Model forward code below.

@torch.compile
def forward(
    self, input_seq: Tensor, hidden: Tensor) -> Tuple[Tensor, Tensor]:
    
    nseq, nbatch, nx = input_seq.shape

    epss = torch.randn((nseq, nbatch, self.hidden_size),device=input_seq.device)
    epss = epss.unbind(0)
    
    inputs = input_seq.unbind(0)
    outputs = torch.jit.annotate(List[Tensor], [])

    # x_results = torch.randn((nbatch, self.hidden_size))
    # z_results = torch.randn((nbatch, self.hidden_size))

    for i in range(len(input_seq)):
        x = inputs[i]
        eps = epss[i]
        
        predicted_distribution = torch.mm(hidden, self.weight_encoder) 
        mean_, z = predicted_distribution.chunk(2,1)
        
        z = mean_ + eps * torch.exp(0.5*z)

        # lines below allocate new CUDA memory for each i
        x_results = torch.mm(x, self.weight_ih) 
        z_results = torch.mm(z, self.weight_zh) 
        # lines below don't support autograd 
        # torch.mm(x, self.weight_ih, out=x_results) 
        # torch.mm(z, self.weight_zh, out=z_results) 

        r, z, n       = x_results.chunk(3, 1)
        z_r, z_z, z_n = z_results.chunk(3, 1)
        
        z = torch.sigmoid(z + z_z)
        n = torch.tanh(n + torch.sigmoid(r + z_r) * z_n)
            
        hidden = n + torch.mul(z, (hidden - n))

        outputs += [hidden]
        gc.collect()

    return torch.stack(outputs), hidden

It seems you are explicitly storing the matmul outputs:

x_results = torch.mm(x, self.weight_ih) 
z_results = torch.mm(z, self.weight_zh) 
...
r, z, n       = x_results.chunk(3, 1)
z_r, z_z, z_n = z_results.chunk(3, 1)
z = torch.sigmoid(z + z_z)
n = torch.tanh(n + torch.sigmoid(r + z_r) * z_n)
hidden = n + torch.mul(z, (hidden - n))
outputs += [hidden]

Since outputs now stores the processed matmul output in a differentiable way, these outputs would be stored to allow gradient computation during the backward call, which also explains the error you are seeing when trying to use the out argument.

If you are limited by the GPU memory you could try to e.g. offload the intermediate activations to the CPU as described here.

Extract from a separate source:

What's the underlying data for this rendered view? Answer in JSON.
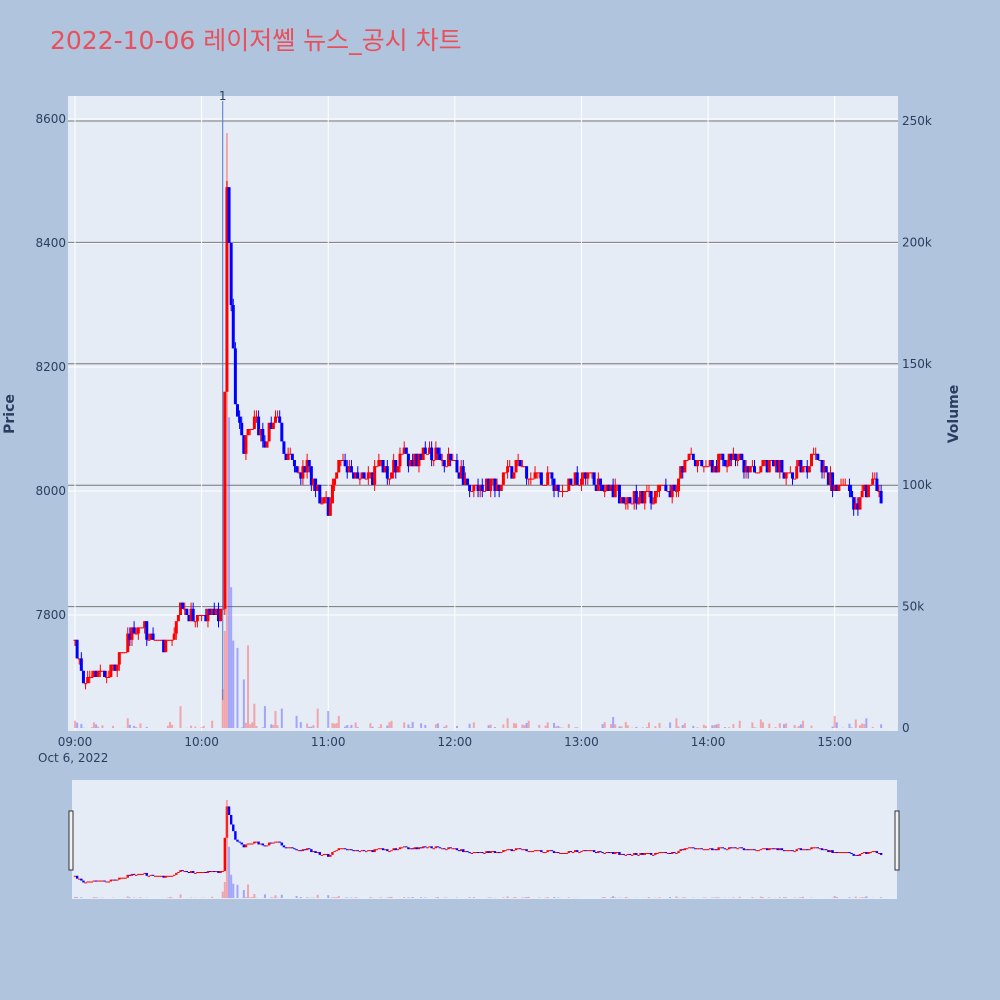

Right, so storing every iteration of x_results, z_results is actually needed for gradient computation, makes sense. But how come the built-in LSTM CUDA kernel uses much less GPU memory despite similar number of model parameters and activations? Is there any way to make use of similar tricks/optimizations without explicit CUDA code?